The unique issues surrounding employment discrimination claims led the SEC to provide an exception to the normal rule requiring arbitration, and similarly led the SEC to provide that should such an arbitration take place, the panel should only include public arbitrators. See FINRA Rule 13802. The purpose behind these added protections is the ongoing need to curb industry-wide discrimination against individuals of a particular race, age group, sex, or other protected class. The CEPA protections for whistleblowers, on the other hand, do not require such extra care, as those protections relate to an employee's actions and not to their immutable characteristics. As such, the Court finds that CEPA should not be considered an employment discrimination statute for FINRA purposes, and therefore Rule 13802 does not apply to Plaintiff's claims. Since Plaintiff's Complaint requesting that the arbitration award be vacated is premised on Rule 13802's requirement that the arbitration panel include only public arbitrators, the Court further finds that Plaintiff has failed to state a claim upon which relief may be granted, and the Complaint must be dismissed. D. Cross-Motion to Confirm the Arbitration Award
Since dismissal of Plaintiff's Complaint is proper based solely on this issue, Defendant's additional arguments, regarding Plaintiff's alleged waiver of his objection to the panel's composition and his alleged overreaching, need not be addressed.
Defendant further seeks an order confirming the November 24, 2010 Arbitration Award in the amount of $160,906.86. Under Section 9 of the FAA, courts must confirm an arbitration award, unless the award is "vacated, modified, or corrected" under Sections 10 or 11 of the FAA. 9 U.S.C. § 9. Here, Plaintiff's only argument for vacatur has been dismissed, and the Court sees no other reason for the award to be vacated, modified or corrected. As such, since the Arbitration Award was decided upon in accordance with proper procedures, the Court finds that the November 24, 2010 must be confirmed.
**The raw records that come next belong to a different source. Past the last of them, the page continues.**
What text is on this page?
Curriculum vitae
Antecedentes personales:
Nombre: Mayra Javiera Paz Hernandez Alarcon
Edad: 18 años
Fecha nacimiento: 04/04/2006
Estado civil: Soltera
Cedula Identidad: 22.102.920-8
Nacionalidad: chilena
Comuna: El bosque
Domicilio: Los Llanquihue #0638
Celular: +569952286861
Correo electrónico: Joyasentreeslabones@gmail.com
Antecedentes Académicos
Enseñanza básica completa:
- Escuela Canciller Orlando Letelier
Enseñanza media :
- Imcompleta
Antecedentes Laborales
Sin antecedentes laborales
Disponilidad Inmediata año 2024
As explained above, though Defendant's papers refer to an award of $160,912.81, the award listed in the FINRA panel's decision is $128,860.51 in compensatory damages, $27,046.35 in interest, and $5,000 in attorney's fees, for a total of $160,906.86. (Def.'s Moving Br., Ex. G, at 3.)
III. CONCLUSION
For the foregoing reasons, Defendant/Cross-Petitioner's motion to dismiss and to cross-motion to confirm the arbitration award are GRANTED. An Order follows this Letter Opinion.